Strong rumors were circulating ahead of Palms announcement, fueled largely by an analyst at CL King & Associates who suggested a new OS was on the way and most likely some new hardware too. The new OS would be, he said, Linux-based and sporting a new design user-interface. The new hardware would most likely support HSDPA networks, which Palm currently does not, and that would let it compete with the iPhone and G1.

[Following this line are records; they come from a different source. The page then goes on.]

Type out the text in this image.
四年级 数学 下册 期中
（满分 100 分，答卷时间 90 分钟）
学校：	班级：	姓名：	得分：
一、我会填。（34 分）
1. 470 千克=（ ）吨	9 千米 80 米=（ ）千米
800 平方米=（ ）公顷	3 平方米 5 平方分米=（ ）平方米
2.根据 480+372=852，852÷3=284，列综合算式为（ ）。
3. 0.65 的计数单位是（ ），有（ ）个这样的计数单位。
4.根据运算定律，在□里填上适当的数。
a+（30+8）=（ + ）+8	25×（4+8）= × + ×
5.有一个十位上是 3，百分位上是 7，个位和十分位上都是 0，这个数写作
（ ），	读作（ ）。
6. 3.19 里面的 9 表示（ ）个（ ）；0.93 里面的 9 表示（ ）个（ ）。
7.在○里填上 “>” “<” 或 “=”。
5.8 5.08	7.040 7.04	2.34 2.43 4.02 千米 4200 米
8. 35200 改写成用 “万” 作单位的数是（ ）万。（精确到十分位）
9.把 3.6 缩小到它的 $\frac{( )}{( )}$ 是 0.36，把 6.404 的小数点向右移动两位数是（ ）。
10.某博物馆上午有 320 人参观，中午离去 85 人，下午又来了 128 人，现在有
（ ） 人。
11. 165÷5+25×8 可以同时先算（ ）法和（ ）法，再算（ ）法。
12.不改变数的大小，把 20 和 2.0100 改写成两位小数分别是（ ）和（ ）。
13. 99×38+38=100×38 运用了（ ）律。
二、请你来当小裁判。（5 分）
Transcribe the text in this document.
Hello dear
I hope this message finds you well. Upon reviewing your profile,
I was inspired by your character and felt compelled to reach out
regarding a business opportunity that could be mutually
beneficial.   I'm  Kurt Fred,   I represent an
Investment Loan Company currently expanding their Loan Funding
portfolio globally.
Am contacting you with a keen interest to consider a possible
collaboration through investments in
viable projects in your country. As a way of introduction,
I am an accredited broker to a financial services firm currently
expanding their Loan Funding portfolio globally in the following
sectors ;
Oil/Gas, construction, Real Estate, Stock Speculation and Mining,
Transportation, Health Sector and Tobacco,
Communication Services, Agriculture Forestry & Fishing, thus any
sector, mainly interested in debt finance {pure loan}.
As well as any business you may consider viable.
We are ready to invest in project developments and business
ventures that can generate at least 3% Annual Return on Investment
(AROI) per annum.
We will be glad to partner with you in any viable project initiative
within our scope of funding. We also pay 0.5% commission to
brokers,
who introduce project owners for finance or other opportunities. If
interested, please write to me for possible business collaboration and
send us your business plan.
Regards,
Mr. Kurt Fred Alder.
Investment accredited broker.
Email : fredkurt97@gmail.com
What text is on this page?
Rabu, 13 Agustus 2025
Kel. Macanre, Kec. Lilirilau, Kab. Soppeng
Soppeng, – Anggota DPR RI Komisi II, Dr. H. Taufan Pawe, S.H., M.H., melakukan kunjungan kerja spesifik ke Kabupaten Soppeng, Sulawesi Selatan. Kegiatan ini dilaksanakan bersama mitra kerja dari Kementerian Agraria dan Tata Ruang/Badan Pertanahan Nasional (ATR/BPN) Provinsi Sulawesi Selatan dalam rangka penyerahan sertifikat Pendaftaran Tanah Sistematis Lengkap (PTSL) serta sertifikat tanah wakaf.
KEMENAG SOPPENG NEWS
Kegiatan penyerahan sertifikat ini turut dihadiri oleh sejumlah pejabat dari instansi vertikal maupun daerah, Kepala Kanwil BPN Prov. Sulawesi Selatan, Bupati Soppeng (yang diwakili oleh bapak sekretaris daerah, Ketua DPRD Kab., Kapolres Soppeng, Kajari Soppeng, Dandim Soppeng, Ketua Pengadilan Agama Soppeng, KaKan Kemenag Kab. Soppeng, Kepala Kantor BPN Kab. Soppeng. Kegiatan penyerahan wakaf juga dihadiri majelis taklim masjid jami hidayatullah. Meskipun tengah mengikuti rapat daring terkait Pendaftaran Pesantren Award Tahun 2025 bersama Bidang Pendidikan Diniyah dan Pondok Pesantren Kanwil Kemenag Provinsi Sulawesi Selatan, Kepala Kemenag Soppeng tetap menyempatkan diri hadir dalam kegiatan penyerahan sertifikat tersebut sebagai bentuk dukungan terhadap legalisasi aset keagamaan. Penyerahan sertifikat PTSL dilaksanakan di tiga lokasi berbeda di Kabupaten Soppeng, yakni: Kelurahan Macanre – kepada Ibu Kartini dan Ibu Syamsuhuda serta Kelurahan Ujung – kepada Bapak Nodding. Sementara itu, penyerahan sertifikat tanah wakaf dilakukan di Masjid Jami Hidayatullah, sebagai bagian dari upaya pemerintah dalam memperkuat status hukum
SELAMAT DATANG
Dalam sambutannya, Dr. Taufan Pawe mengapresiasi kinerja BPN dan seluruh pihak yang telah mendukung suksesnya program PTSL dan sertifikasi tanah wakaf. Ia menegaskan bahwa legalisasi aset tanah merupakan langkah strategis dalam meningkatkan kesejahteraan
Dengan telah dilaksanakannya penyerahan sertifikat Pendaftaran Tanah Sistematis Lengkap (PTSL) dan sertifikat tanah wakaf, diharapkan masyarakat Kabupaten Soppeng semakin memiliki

Palm's announcement hit [3] this morning, confirming a new OS will be revealed at CES, and though the information is sparse, Palm revealed a few interesting facts. The OS, and subsequently new hardware, will aim at middle ground Palm's identified between RIM's business-orientated Blackberrys and Apple's iphone "oriented to fun." Palm thinks it can capture a small share of the market, dominated mostly by Blackberries, and with the iPhone in second place. The OS helps smartphones make more intelligent use of data mined about their users: for example, Nova might know you're due to go on a business trip, and thus email you before you go with weather info pertinent to where you're going.
Apparently Nova may end up on e-reader devices and portable games consoles as well as plain smartphones, which is interesting news: it looks like Palm might be taking more risk than just aiming between Apple and RIM, by also taking a look at markets where Sony and Nintendo rule the roost.